If I were asked to describe what I love most about architecture, I would have to respond with that there are no limits. Designers push past the limits, creating new boundaries all of the time.
Off the top of my head I could give you a list of hugely successful and entirely different architectural approaches to design, including homes that are one with nature like FallingWater by Frank Lloyd Wright, buildings that stand alone, completely isolated from their environment, like the Seagram Building by Mies van der Rohe, historical buildings that can never lose their significance, like the Roman Coliseum or futuristic, technologically advanced designs that are currently writing their own pages in history, like the Glass Pavilion at the Toledo Museum of Art.
The list is endless and ever-growing, and where the future of architecture lies is up to each new generation to decide.
A forerunner to the contest of new conceptual designs in architecture is Neri Oxman. She is a 35-year-old, Israeli-born architect that is currently the Assistant Professor of Media Arts and Sciences at the MIT Media Lab where she directs the Mediated Matter research group.
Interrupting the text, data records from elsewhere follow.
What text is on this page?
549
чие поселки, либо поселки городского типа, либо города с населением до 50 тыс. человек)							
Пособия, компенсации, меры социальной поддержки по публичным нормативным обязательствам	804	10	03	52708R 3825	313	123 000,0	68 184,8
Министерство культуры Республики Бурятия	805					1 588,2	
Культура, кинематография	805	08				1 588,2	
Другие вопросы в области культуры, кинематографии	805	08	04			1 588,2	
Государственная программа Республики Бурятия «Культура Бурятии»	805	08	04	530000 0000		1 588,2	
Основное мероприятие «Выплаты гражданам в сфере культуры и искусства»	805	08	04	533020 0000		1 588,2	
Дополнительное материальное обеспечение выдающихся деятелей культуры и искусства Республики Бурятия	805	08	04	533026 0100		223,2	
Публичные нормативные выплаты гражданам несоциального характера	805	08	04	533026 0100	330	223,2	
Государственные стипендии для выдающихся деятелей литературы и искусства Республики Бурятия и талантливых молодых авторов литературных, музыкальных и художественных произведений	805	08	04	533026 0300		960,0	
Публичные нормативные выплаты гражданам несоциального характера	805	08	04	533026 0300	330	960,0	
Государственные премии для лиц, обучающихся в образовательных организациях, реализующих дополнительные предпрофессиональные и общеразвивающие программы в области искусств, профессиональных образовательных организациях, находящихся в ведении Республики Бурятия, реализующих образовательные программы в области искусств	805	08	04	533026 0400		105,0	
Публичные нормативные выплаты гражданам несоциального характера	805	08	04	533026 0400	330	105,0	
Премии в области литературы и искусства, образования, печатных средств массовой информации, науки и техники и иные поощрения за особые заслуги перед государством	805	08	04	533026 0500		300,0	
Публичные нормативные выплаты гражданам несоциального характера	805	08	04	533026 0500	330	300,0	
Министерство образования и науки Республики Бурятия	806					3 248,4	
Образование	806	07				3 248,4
Oxman’s group explores how digital design and fabrication technologies can work and change through matter and the environment to radically transform the design and construction of objects, buildings and systems.
“Oxman’s goal is to enhance the relationship between the built and the natural environments by employing design principles inspired by nature and implementing them in the invention of digital design technologies.”
Oxman received her Ph.D. in design computation from MIT where she developed the theory and practice of material-based design computation.
In 2009 she was named to ICON’s list of the “top 20 most influential architects to shape our future.”
Currently Oxman and her team are studying human bone density and its capabilities to add or lose mass as necessary. Examples of this are astronauts lose bone mass while in space and women gain bone mass during pregnancy. She wishes to apply this knowledge to concrete footings and building foundations, where each application only uses the material that is necessary. She states,
“When you construct a building today, the pouring of the concrete is the same, whether it’s a window, a wall, a ceiling or a support beam, regardless of the loads that are meant to be supported. My study suggests possibilities for pouring concrete in an innovative way that conserves materials. Naturally, this has a design significance as well: We are creating a new language that is directly influenced by the behavior of nature.”
Her research is, in the simplest terms, the study of the processes in nature and then the attachment of those processes to designed objects. She deciphers the processes into computer codes, through programs she’s designed to get traceable data that can be applied to different situations.
Some of her creations include:
- The Beast
- Carpal Skin
The Beast is a chaise lounge that features a unique skin that changes thickness, density, hardness, flexibility and curvature to adjust to the occupying person’s shape.
Carpal Skin is a splint that maps pain and helps alleviate it in carpal tunnel sufferers, designed specifically for each individual.
Monocoque, French for shell, is a building’s ‘skin’ that can be printed to withstand loads that have always been directed to load-bearing building elements away from the exterior facade.
Armour is a bio-inspired armor, shaped and designed for each individual as ultimate protection.
Neri Oxman’s design practice is based on the processes that nature has developed, but used to reach new boundaries not forms, never before discovered. She discusses her techniques,
“It’s all a question of interpretation. Most architects look upon nature as a metaphor and translate it in a very explicit manner. Digital tools allow me to translate natural principles and processes, albeit not necessarily physical forms.”
As Oxman reaches new digital levels of development, it shows that architecture is destined to continue to grow and change as all design industries have and will continue to do so. She stated,
“What guides me is the joy of living, the joy of creating. I know how to celebrate victory and success, but also how to take a risk and fail gloriously.”
Oxman’s words are a final push to keep architects doing what they love and pushing the boundaries to always new, ever-changing realms. The present and the past are there to always remind us and to teach us but the future is ours to shape and then left for every generation after ours. Forward thinking is the only way to advance.